Volume IX, Issue 6 | December 12, 2023

Widening Focus

Budding actress/writer/filmmaker Andrea Giraldo journeyed from Colombia to Santa Monica College to chart her future — and find herself.

SMC in Focus

Passionately picking up a camera to capture life around her, Andrea Giraldo first knew she wanted a career in movies when she was nine. But cinematic opportunities were limited in her homeland of Colombia, so she journeyed to Los Angeles at age 17 to learn about the entertainment industry firsthand. She resolved to stay for three months — the same number of suitcases she brought.

“It was the best decision I ever made,” Andrea says — with the second best being coming to Santa Monica College the following year.

Still, as those initial three months in Los Angeles became six, it may not always have seemed so. She took acting classes to hone her on-camera talents and a marketing course to improve her promotional skills. But although she found the performance training worthwhile, the marketing course turned out to be fraudulent.

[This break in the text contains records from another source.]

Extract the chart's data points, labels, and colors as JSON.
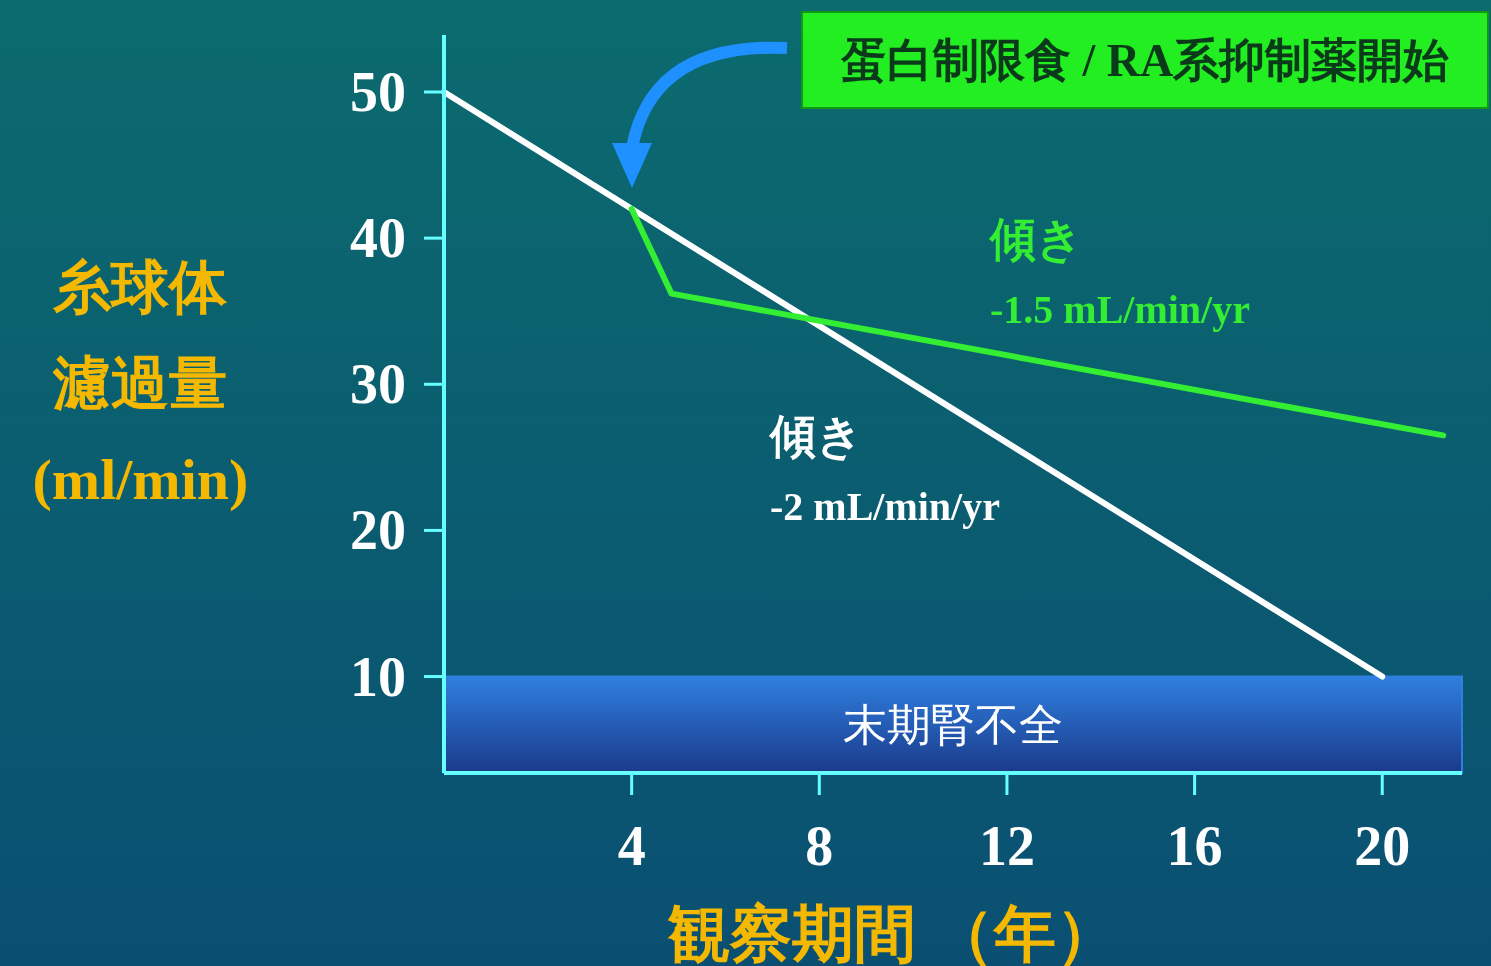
{
  "chart_data": {
    "type": "line",
    "xlabel": "観察期間 （年）",
    "ylabel": "糸球体濾過量(ml/min)",
    "xlim": [
      0,
      21.7
    ],
    "ylim": [
      3.4,
      53.9
    ],
    "xticks": [
      4,
      8,
      12,
      16,
      20
    ],
    "yticks": [
      10,
      20,
      30,
      40,
      50
    ],
    "series": [
      {
        "color": "#ffffff",
        "x": [
          0,
          20
        ],
        "values": [
          50,
          10
        ]
      },
      {
        "color": "#33ee33",
        "x": [
          4,
          4.85,
          21.3
        ],
        "values": [
          42,
          36.2,
          26.5
        ]
      }
    ],
    "bands": [
      {
        "axis": "y",
        "from": 3.4,
        "to": 10,
        "label": "末期腎不全",
        "color": "#2f7fe0"
      }
    ],
    "annotations": [
      "蛋白制限食 / RA系抑制薬開始",
      "傾き\n-1.5 mL/min/yr",
      "傾き\n-2 mL/min/yr"
    ]
  }
}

“They scammed me of all the savings I had,” Andrea recalls. The experience left her so depressed that, she admits, “I didn’t even want to get out of bed.”

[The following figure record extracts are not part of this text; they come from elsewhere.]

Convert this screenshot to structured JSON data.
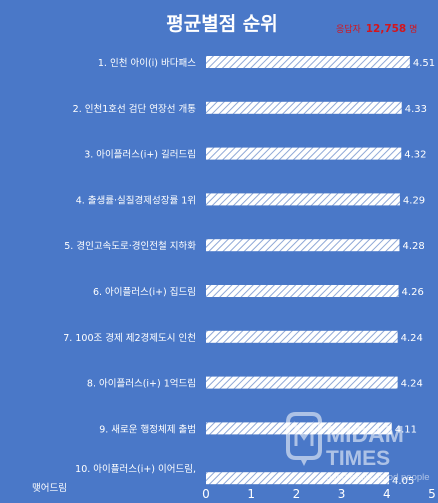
{
  "header": {
    "title": "평균별점 순위",
    "respondents_label": "응답자",
    "respondents_count": "12,758",
    "respondents_unit": "명"
  },
  "colors": {
    "background": "#4a78c8",
    "bar": "#ffffff",
    "bar_hatch": "#8fa8d6",
    "accent_red": "#d4151c"
  },
  "watermark": {
    "line1": "MIDAM",
    "line2": "TIMES",
    "slogan": "good news, good people",
    "icon": "midam-logo-icon"
  },
  "chart_data": {
    "type": "bar",
    "orientation": "horizontal",
    "title": "평균별점 순위",
    "categories": [
      "1. 인천 아이(i) 바다패스",
      "2. 인천1호선 검단 연장선 개통",
      "3. 아이플러스(i+) 길러드림",
      "4. 출생률·실질경제성장률 1위",
      "5. 경인고속도로·경인전철 지하화",
      "6. 아이플러스(i+) 집드림",
      "7. 100조 경제 제2경제도시 인천",
      "8. 아이플러스(i+) 1억드림",
      "9. 새로운 행정체제 출범",
      "10. 아이플러스(i+) 이어드림, 맺어드림"
    ],
    "values": [
      4.51,
      4.33,
      4.32,
      4.29,
      4.28,
      4.26,
      4.24,
      4.24,
      4.11,
      4.05
    ],
    "value_labels": [
      "4.51",
      "4.33",
      "4.32",
      "4.29",
      "4.28",
      "4.26",
      "4.24",
      "4.24",
      "4.11",
      "4.05"
    ],
    "xlim": [
      0,
      5
    ],
    "xticks": [
      "0",
      "1",
      "2",
      "3",
      "4",
      "5"
    ],
    "grid": false,
    "legend": "none"
  }
}
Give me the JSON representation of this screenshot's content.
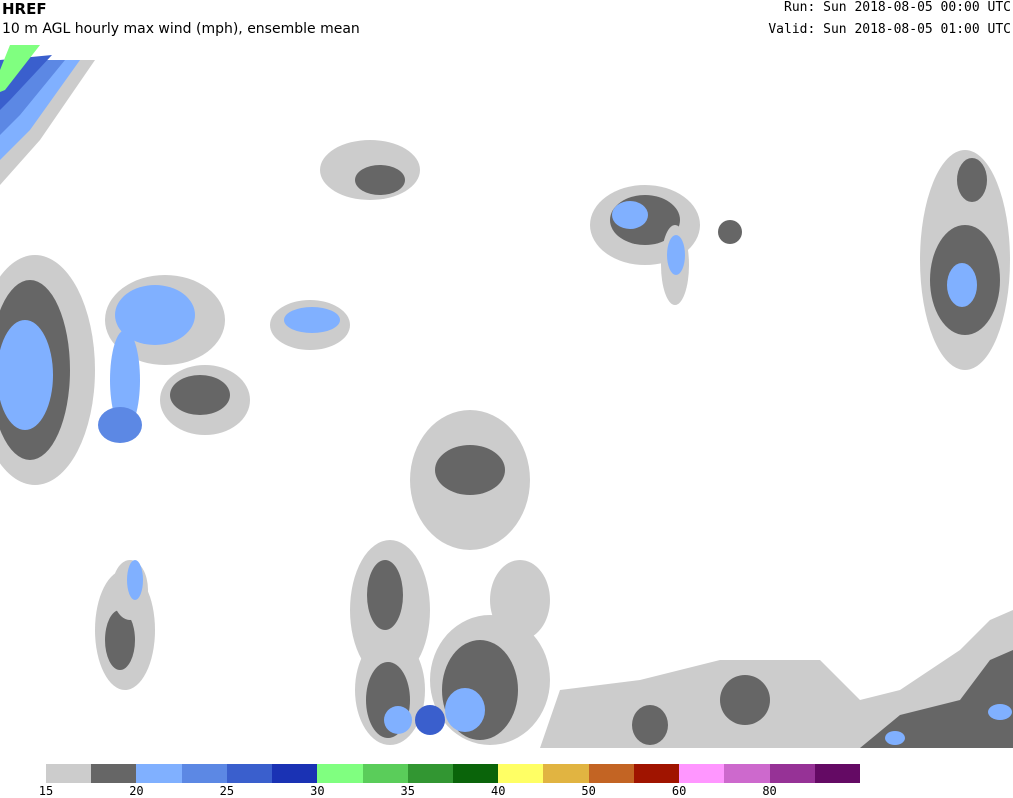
{
  "header": {
    "model": "HREF",
    "field": "10 m AGL hourly max wind (mph), ensemble mean",
    "run": "Run: Sun 2018-08-05 00:00 UTC",
    "valid": "Valid: Sun 2018-08-05 01:00 UTC"
  },
  "colorbar": {
    "colors": [
      "#cccccc",
      "#666666",
      "#80b0ff",
      "#5c88e4",
      "#3a5fcd",
      "#1a32b4",
      "#80ff80",
      "#5acd5a",
      "#329632",
      "#0a640a",
      "#ffff64",
      "#e1b441",
      "#c36423",
      "#a01400",
      "#ff96ff",
      "#cd69cd",
      "#963296",
      "#640a64"
    ],
    "tick_labels": [
      {
        "label": "15",
        "bin": 0
      },
      {
        "label": "20",
        "bin": 2
      },
      {
        "label": "25",
        "bin": 4
      },
      {
        "label": "30",
        "bin": 6
      },
      {
        "label": "35",
        "bin": 8
      },
      {
        "label": "40",
        "bin": 10
      },
      {
        "label": "50",
        "bin": 12
      },
      {
        "label": "60",
        "bin": 14
      },
      {
        "label": "80",
        "bin": 16
      }
    ]
  }
}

Then she asked herself, “If I’m going to stay in my bed, why did I come here?” Answering that led to what Andrea calls “a spiritual journey of understanding myself,” as she turned to another of her loves — writing. Every morning she stationed herself at a coffee shop near her dream school, UCLA, to set down her thoughts and feelings. Through that cathartic process, she says, “I remembered how it felt to be me.”

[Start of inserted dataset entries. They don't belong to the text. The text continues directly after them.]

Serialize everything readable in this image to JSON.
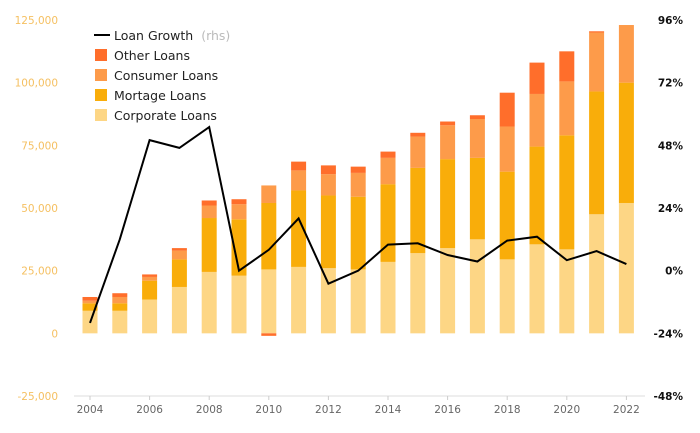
{
  "chart_data": {
    "type": "bar",
    "stacked": true,
    "categories": [
      "2004",
      "2005",
      "2006",
      "2007",
      "2008",
      "2009",
      "2010",
      "2011",
      "2012",
      "2013",
      "2014",
      "2015",
      "2016",
      "2017",
      "2018",
      "2019",
      "2020",
      "2021",
      "2022"
    ],
    "x_tick_labels": [
      "2004",
      "2006",
      "2008",
      "2010",
      "2012",
      "2014",
      "2016",
      "2018",
      "2020",
      "2022"
    ],
    "series": [
      {
        "name": "Corporate Loans",
        "color": "#fdd685",
        "values": [
          9000,
          9000,
          13500,
          18500,
          24500,
          23000,
          25500,
          26500,
          26000,
          25500,
          28500,
          32000,
          34000,
          37500,
          29500,
          35500,
          33500,
          47500,
          52000
        ]
      },
      {
        "name": "Mortage Loans",
        "color": "#f9ad0a",
        "values": [
          3000,
          3000,
          7500,
          11000,
          21500,
          22500,
          26500,
          30500,
          29000,
          29000,
          31000,
          34000,
          35500,
          32500,
          35000,
          39000,
          45500,
          49000,
          48000
        ]
      },
      {
        "name": "Consumer Loans",
        "color": "#fd9b4a",
        "values": [
          1000,
          2500,
          1500,
          3500,
          5000,
          6000,
          7000,
          8000,
          8500,
          9500,
          10500,
          12500,
          13500,
          15500,
          18000,
          21000,
          21500,
          23500,
          23000
        ]
      },
      {
        "name": "Other Loans",
        "color": "#ff6e2b",
        "values": [
          1500,
          1500,
          1000,
          1000,
          2000,
          2000,
          -1000,
          3500,
          3500,
          2500,
          2500,
          1500,
          1500,
          1500,
          13500,
          12500,
          12000,
          500,
          0
        ]
      }
    ],
    "line_series": {
      "name": "Loan Growth",
      "axis_note": "(rhs)",
      "color": "#000000",
      "values": [
        -20,
        12,
        50,
        47,
        55,
        0,
        8,
        20,
        -5,
        0,
        10,
        10.5,
        6,
        3.5,
        11.5,
        13,
        4,
        7.5,
        2.5
      ]
    },
    "y_left": {
      "min": -25000,
      "max": 125000,
      "step": 25000,
      "tick_labels": [
        "-25,000",
        "0",
        "25,000",
        "50,000",
        "75,000",
        "100,000",
        "125,000"
      ]
    },
    "y_right": {
      "min": -48,
      "max": 96,
      "step": 24,
      "tick_labels": [
        "-48%",
        "-24%",
        "0%",
        "24%",
        "48%",
        "72%",
        "96%"
      ]
    },
    "legend_position": "top-left",
    "grid": false
  }
}
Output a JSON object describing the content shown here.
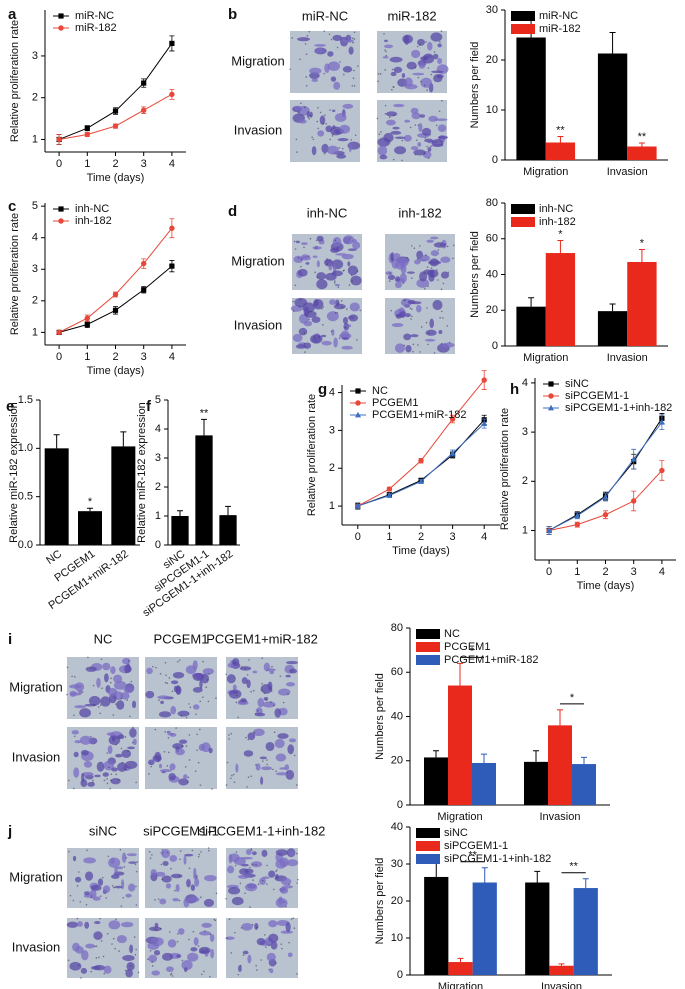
{
  "chart_data": [
    {
      "type": "line",
      "panel": "a",
      "xlabel": "Time (days)",
      "ylabel": "Relative proliferation rate",
      "x": [
        0,
        1,
        2,
        3,
        4
      ],
      "xlim": [
        -0.5,
        4.5
      ],
      "xticks": [
        0,
        1,
        2,
        3,
        4
      ],
      "ylim": [
        0.7,
        4.1
      ],
      "yticks": [
        1,
        2,
        3
      ],
      "legend": "upper left",
      "series": [
        {
          "name": "miR-NC",
          "color": "#000000",
          "marker": "square",
          "values": [
            1.0,
            1.27,
            1.68,
            2.35,
            3.3
          ],
          "errors": [
            0.12,
            0.06,
            0.08,
            0.1,
            0.18
          ]
        },
        {
          "name": "miR-182",
          "color": "#e8473a",
          "marker": "circle",
          "values": [
            1.0,
            1.12,
            1.32,
            1.7,
            2.08
          ],
          "errors": [
            0.12,
            0.05,
            0.05,
            0.08,
            0.12
          ]
        }
      ]
    },
    {
      "type": "bar",
      "categories": [
        "Migration",
        "Invasion"
      ],
      "ylabel": "Numbers per field",
      "ylim": [
        0,
        30
      ],
      "yticks": [
        0,
        10,
        20,
        30
      ],
      "legend": "upper left",
      "series": [
        {
          "name": "miR-NC",
          "color": "#000000",
          "values": [
            24.5,
            21.3
          ],
          "errors": [
            3.5,
            4.2
          ]
        },
        {
          "name": "miR-182",
          "color": "#e8291c",
          "values": [
            3.5,
            2.7
          ],
          "errors": [
            1.2,
            0.7
          ],
          "labels": [
            "**",
            "**"
          ]
        }
      ]
    },
    {
      "type": "line",
      "panel": "c",
      "xlabel": "Time (days)",
      "ylabel": "Relative proliferation rate",
      "x": [
        0,
        1,
        2,
        3,
        4
      ],
      "xlim": [
        -0.5,
        4.5
      ],
      "xticks": [
        0,
        1,
        2,
        3,
        4
      ],
      "ylim": [
        0.6,
        5.1
      ],
      "yticks": [
        1,
        2,
        3,
        4,
        5
      ],
      "legend": "upper left",
      "series": [
        {
          "name": "inh-NC",
          "color": "#000000",
          "marker": "square",
          "values": [
            1.0,
            1.25,
            1.7,
            2.35,
            3.1
          ],
          "errors": [
            0.05,
            0.1,
            0.12,
            0.1,
            0.18
          ]
        },
        {
          "name": "inh-182",
          "color": "#e8473a",
          "marker": "circle",
          "values": [
            1.0,
            1.45,
            2.2,
            3.18,
            4.3
          ],
          "errors": [
            0.05,
            0.1,
            0.08,
            0.15,
            0.3
          ]
        }
      ]
    },
    {
      "type": "bar",
      "categories": [
        "Migration",
        "Invasion"
      ],
      "ylabel": "Numbers per field",
      "ylim": [
        0,
        80
      ],
      "yticks": [
        0,
        20,
        40,
        60,
        80
      ],
      "legend": "upper left",
      "series": [
        {
          "name": "inh-NC",
          "color": "#000000",
          "values": [
            22,
            19.5
          ],
          "errors": [
            5,
            4
          ]
        },
        {
          "name": "inh-182",
          "color": "#e8291c",
          "values": [
            52,
            47
          ],
          "errors": [
            7,
            7
          ],
          "labels": [
            "*",
            "*"
          ]
        }
      ]
    },
    {
      "type": "bar",
      "panel": "e",
      "categories": [
        "NC",
        "PCGEM1",
        "PCGEM1+miR-182"
      ],
      "ylabel": "Relative miR-182 expression",
      "ylim": [
        0,
        1.5
      ],
      "yticks": [
        {
          "value": 0,
          "label": "0.0"
        },
        0.5,
        {
          "value": 1,
          "label": "1.0"
        },
        1.5
      ],
      "xtick_rotation": -35,
      "series": [
        {
          "color": "#000000",
          "values": [
            1.0,
            0.35,
            1.02
          ],
          "errors": [
            0.14,
            0.03,
            0.15
          ],
          "labels": [
            null,
            "*",
            null
          ]
        }
      ]
    },
    {
      "type": "bar",
      "panel": "f",
      "categories": [
        "siNC",
        "siPCGEM1-1",
        "siPCGEM1-1+inh-182"
      ],
      "ylabel": "Relative miR-182 expression",
      "ylim": [
        0,
        5
      ],
      "yticks": [
        0,
        1,
        2,
        3,
        4,
        5
      ],
      "xtick_rotation": -35,
      "series": [
        {
          "color": "#000000",
          "values": [
            1.0,
            3.78,
            1.03
          ],
          "errors": [
            0.18,
            0.55,
            0.3
          ],
          "labels": [
            null,
            "**",
            null
          ]
        }
      ]
    },
    {
      "type": "line",
      "panel": "g",
      "xlabel": "Time (days)",
      "ylabel": "Relative proliferation rate",
      "x": [
        0,
        1,
        2,
        3,
        4
      ],
      "xlim": [
        -0.5,
        4.5
      ],
      "xticks": [
        0,
        1,
        2,
        3,
        4
      ],
      "ylim": [
        0.5,
        4.2
      ],
      "yticks": [
        1,
        2,
        3,
        4
      ],
      "legend": "upper left",
      "series": [
        {
          "name": "NC",
          "color": "#000000",
          "marker": "square",
          "values": [
            1.0,
            1.3,
            1.68,
            2.35,
            3.28
          ],
          "errors": [
            0.08,
            0.05,
            0.05,
            0.08,
            0.12
          ]
        },
        {
          "name": "PCGEM1",
          "color": "#e8473a",
          "marker": "circle",
          "values": [
            1.0,
            1.45,
            2.2,
            3.3,
            4.33
          ],
          "errors": [
            0.05,
            0.05,
            0.06,
            0.1,
            0.25
          ]
        },
        {
          "name": "PCGEM1+miR-182",
          "color": "#3d6fc2",
          "marker": "triangle",
          "values": [
            1.0,
            1.28,
            1.65,
            2.4,
            3.18
          ],
          "errors": [
            0.05,
            0.05,
            0.05,
            0.08,
            0.12
          ]
        }
      ]
    },
    {
      "type": "line",
      "panel": "h",
      "xlabel": "Time (days)",
      "ylabel": "Relative proliferation rate",
      "x": [
        0,
        1,
        2,
        3,
        4
      ],
      "xlim": [
        -0.5,
        4.5
      ],
      "xticks": [
        0,
        1,
        2,
        3,
        4
      ],
      "ylim": [
        0.4,
        4.1
      ],
      "yticks": [
        1,
        2,
        3,
        4
      ],
      "legend": "upper left",
      "series": [
        {
          "name": "siNC",
          "color": "#000000",
          "marker": "square",
          "values": [
            1.0,
            1.32,
            1.7,
            2.4,
            3.28
          ],
          "errors": [
            0.08,
            0.06,
            0.08,
            0.15,
            0.1
          ]
        },
        {
          "name": "siPCGEM1-1",
          "color": "#e8473a",
          "marker": "circle",
          "values": [
            1.0,
            1.12,
            1.32,
            1.6,
            2.22
          ],
          "errors": [
            0.08,
            0.05,
            0.08,
            0.2,
            0.2
          ]
        },
        {
          "name": "siPCGEM1-1+inh-182",
          "color": "#3d6fc2",
          "marker": "triangle",
          "values": [
            1.0,
            1.3,
            1.68,
            2.45,
            3.2
          ],
          "errors": [
            0.08,
            0.06,
            0.08,
            0.2,
            0.15
          ]
        }
      ]
    },
    {
      "type": "bar",
      "categories": [
        "Migration",
        "Invasion"
      ],
      "ylabel": "Numbers per field",
      "ylim": [
        0,
        80
      ],
      "yticks": [
        0,
        20,
        40,
        60,
        80
      ],
      "legend": "upper left",
      "significance_brackets": true,
      "series": [
        {
          "name": "NC",
          "color": "#000000",
          "values": [
            21.5,
            19.5
          ],
          "errors": [
            3,
            5
          ]
        },
        {
          "name": "PCGEM1",
          "color": "#e8291c",
          "values": [
            54,
            36
          ],
          "errors": [
            10,
            7
          ]
        },
        {
          "name": "PCGEM1+miR-182",
          "color": "#2e5cb8",
          "values": [
            19,
            18.5
          ],
          "errors": [
            4,
            3
          ],
          "labels": [
            "*",
            "*"
          ]
        }
      ]
    },
    {
      "type": "bar",
      "categories": [
        "Migration",
        "Invasion"
      ],
      "ylabel": "Numbers per field",
      "ylim": [
        0,
        40
      ],
      "yticks": [
        0,
        10,
        20,
        30,
        40
      ],
      "legend": "upper left",
      "significance_brackets": true,
      "series": [
        {
          "name": "siNC",
          "color": "#000000",
          "values": [
            26.5,
            25
          ],
          "errors": [
            5,
            3
          ]
        },
        {
          "name": "siPCGEM1-1",
          "color": "#e8291c",
          "values": [
            3.5,
            2.5
          ],
          "errors": [
            1,
            0.5
          ]
        },
        {
          "name": "siPCGEM1-1+inh-182",
          "color": "#2e5cb8",
          "values": [
            25,
            23.5
          ],
          "errors": [
            4,
            2.5
          ],
          "labels": [
            "**",
            "**"
          ]
        }
      ]
    }
  ],
  "image_panels": [
    {
      "panel": "b",
      "columns": [
        "miR-NC",
        "miR-182"
      ],
      "rows": [
        "Migration",
        "Invasion"
      ]
    },
    {
      "panel": "d",
      "columns": [
        "inh-NC",
        "inh-182"
      ],
      "rows": [
        "Migration",
        "Invasion"
      ]
    },
    {
      "panel": "i",
      "columns": [
        "NC",
        "PCGEM1",
        "PCGEM1+miR-182"
      ],
      "rows": [
        "Migration",
        "Invasion"
      ]
    },
    {
      "panel": "j",
      "columns": [
        "siNC",
        "siPCGEM1-1",
        "siPCGEM1-1+inh-182"
      ],
      "rows": [
        "Migration",
        "Invasion"
      ]
    }
  ]
}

After returning to her home in Colombia, she began researching community colleges where she could be herself, pursue every aspect of her creativity and receive the quality education needed to eventually transfer. That institution turned out to be SMC.

“Santa Monica College gives me the space to be the person that I wanted to be for so long,” she says.

Creative Journey

Even though Andrea was an honors student at a highly regarded French high school, Lycée Français de Pereira in Colombia, she felt academically overshadowed by her older sister. But while her sister shone in the sciences, performing a play in Spanish class revealed that Andrea’s talents lay in the arts. “For the first time, it felt like I was able to do something right,” she says.

She became driven to excel not only in acting but also behind the camera. “I started learning everything I could about making films,” Andrea says. Meanwhile, she developed her writing talents as the school’s press representative. She also became head of the school photography club.

While researching colleges that would ease the path to UCLA, Andrea learned that SMC ranked first in transfers to the University of California (UC) system. “SMC also has so many international students that it was not a matter of if I was going, but when,” she says.

Yet while SMC has an award-winning film production program, Andrea realized that preferred majoring in communications studies while embracing the college’s broader opportunities. One of her favorite classes was English 1, not just because it strengthened her language skills but also because of the supportive mentorship of Professor Erica Onugha. “The course impacted me so much, because she was the was the most respectful, caring and understanding professor I’ve ever met,” Andrea says.

Her other favorite class was Media 21, taught by Emmy nominee Roxanne Messina Captor. The course enabled Andrea to collaborate with classmates on a short documentary, “Love Is…,” that she directed, co-wrote and edited. The results so impressed Roxanne that she invited Andrea to work on the next semester’s film.

Full Calendar(s)

Andrea only declined the offer because her calendar at SMC is so full that she keeps three of them. Besides her studies, she works three campus jobs: peer mentor at the International Education Center, peer navigator for first-year students and staffer at the Bodega, SMC’s free pantry for students facing food insecurity.

She also serves as president of the popular International Student Forum, helping fellow students from other countries bond as they adjust to academic and social life here. “It can be hard to find a way to connect international students with local students,” she says. “We offer fun events and a safe space for everyone.” This past October, for instance, nearly 60 members enjoyed Universal’s Halloween Horror Nights.

Andrea also keeps her busy schedule on track through an aggregation of almost 100 Google and Excel sheets. “The only way I can manage is by being organized,” she says.

After graduating from SMC, Andrea’s international status will allow her to complete up to a year of optional practical training in her chosen field before applying to UCLA. She plans to spend that year working in professional film production.

But Andrea says she will always appreciate the opportunities and experiences provided by SMC. “I am surrounded here by people with good, positive energy,” she says.